"Oh, it must do some good!" she insisted. "It must influence them some way or other, if not for Terry"—the young, hopeful face clouded, "then for someone else. Colter says——" The girl hesitated then went on quickly, "You made them use their minds, you showed the relation of society to crime; they saw that they were guilty of the Terrys of this world!"
Lovely in her enthusiasm she added, "I was watching. Old Mr. Fetherfew wiped his eyes and the garage man coughed, and that young drug clerk looked so curious and interested. More young people looked interested than old ones," said Sard rather acutely. "I think that some of them really understood what you meant."
"You're too encouraging." Watts, smiling, stood with one foot on the runner of her car. He was noting the traces of worry on the girl's face. His good news, that he believed the jury would bring in a modified verdict and Terry's sentence would not necessarily be for life, had not changed this look of worry. He had seen Sard hesitate and flush consciously after that arrested "Colter says."

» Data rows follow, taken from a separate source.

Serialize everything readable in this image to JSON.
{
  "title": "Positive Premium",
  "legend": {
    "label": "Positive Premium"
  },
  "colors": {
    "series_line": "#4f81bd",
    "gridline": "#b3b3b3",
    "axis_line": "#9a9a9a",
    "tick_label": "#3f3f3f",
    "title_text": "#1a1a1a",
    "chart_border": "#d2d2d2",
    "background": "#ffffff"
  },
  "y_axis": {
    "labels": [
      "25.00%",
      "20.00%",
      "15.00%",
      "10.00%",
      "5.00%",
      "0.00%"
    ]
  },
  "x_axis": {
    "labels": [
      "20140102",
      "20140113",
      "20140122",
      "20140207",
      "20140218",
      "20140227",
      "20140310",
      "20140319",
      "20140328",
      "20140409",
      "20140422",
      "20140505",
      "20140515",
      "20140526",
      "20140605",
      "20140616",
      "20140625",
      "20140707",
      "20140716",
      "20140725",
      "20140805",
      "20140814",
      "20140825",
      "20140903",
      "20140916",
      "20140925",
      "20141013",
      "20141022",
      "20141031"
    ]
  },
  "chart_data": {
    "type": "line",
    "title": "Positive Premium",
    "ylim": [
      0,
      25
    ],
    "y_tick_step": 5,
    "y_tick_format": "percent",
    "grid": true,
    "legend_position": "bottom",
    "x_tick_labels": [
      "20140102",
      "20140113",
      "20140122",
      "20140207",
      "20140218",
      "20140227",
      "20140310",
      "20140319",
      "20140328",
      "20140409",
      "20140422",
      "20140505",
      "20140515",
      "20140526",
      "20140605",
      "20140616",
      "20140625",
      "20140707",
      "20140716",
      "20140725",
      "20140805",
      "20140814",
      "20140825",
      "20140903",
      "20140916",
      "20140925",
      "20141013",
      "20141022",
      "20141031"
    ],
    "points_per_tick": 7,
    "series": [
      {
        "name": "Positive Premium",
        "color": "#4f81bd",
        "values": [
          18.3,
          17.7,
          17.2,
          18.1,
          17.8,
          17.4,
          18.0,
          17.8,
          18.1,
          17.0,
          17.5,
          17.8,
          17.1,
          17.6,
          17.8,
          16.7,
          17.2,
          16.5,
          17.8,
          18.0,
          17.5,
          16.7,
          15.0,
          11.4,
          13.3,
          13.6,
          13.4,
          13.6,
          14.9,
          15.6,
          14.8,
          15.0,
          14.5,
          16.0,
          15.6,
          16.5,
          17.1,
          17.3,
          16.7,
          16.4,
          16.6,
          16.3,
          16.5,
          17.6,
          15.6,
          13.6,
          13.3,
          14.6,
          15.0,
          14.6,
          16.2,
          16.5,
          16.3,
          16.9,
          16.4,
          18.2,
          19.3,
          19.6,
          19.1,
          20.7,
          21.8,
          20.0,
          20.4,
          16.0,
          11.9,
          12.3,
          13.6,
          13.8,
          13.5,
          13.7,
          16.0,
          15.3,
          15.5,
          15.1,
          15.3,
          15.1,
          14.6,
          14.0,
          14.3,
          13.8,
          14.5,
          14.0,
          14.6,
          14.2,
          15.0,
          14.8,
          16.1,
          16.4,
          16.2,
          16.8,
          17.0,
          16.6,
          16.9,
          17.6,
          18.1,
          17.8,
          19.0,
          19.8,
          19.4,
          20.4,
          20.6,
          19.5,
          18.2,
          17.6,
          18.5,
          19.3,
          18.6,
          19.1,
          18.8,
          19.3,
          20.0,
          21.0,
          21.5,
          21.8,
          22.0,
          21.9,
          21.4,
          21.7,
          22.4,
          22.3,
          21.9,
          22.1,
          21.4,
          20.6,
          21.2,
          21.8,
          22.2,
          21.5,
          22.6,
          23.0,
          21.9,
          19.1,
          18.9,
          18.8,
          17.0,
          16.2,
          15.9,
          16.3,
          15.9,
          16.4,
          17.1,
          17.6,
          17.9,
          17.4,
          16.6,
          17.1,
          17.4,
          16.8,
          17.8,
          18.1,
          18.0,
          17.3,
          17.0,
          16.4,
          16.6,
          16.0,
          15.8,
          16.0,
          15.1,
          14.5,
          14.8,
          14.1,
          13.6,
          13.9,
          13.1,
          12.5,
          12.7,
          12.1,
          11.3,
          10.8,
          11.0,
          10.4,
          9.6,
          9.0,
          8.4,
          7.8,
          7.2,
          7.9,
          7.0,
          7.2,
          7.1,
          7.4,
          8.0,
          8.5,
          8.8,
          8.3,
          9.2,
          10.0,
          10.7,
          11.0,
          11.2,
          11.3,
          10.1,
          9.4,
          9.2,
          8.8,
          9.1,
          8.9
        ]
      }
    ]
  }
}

Shipman had had his mind upon this girl and her problem ever since the club dance. So Sard's little world had already "made her ashamed." It had, with its tawdry assumption, already begun to pass judgment upon her. These were the things that sent young people running amuck. What chance was there in a community like this for the fine idealisms of youth? Shipman thought. How much more stringent and vindictive are the unwritten laws of so-called society against the bold spirit that seeks to transcend it than the concise preventive inhibitions of the state statute.
Watts had heard rumors of the Tawny Troop canard and of the general village interpretation of Colter's presence in this girl's vicinity. How commonplace, how vulgar it was; how it could hurt her!
The seasoned man winced at the thought of that pure spirit smirched with the stupid and bestial mouthings of the ordinary community. He shrank to think of his Winged Victory before the essential squalidness of the minds with which she was surrounded. But he asked no questions, he only looked thoughtfully into the resolute fresh eyes, and there he seemed to read a page newly turned in Sard's heart.
This girl, he saw, was slowly growing conscious about the man, Colter. Jove, it was a pity! But with the buzzings of the country community and her father's cold isolation from the problem there could be only one result: she would grow more and more sure of this one personality whose cause she had espoused. That was the way her kind met what it had to meet. Watts thought of what things Sard might have to meet. His dark eyes tried to read hers. "Courage!" they said to her, and again, "Courage!"
"The Minga Group deserted, after all," the lawyer teased. "A little inharmony there, I'm afraid." Then, as he saw two young figures morosely eating sandwiches under the shade of an elm, he went forward.
"Well, worshipful clients——"
The lawyer was anxious to get Minga past all shyness and some painful memories. There was nothing in his face but the look of one who greets an old comrade.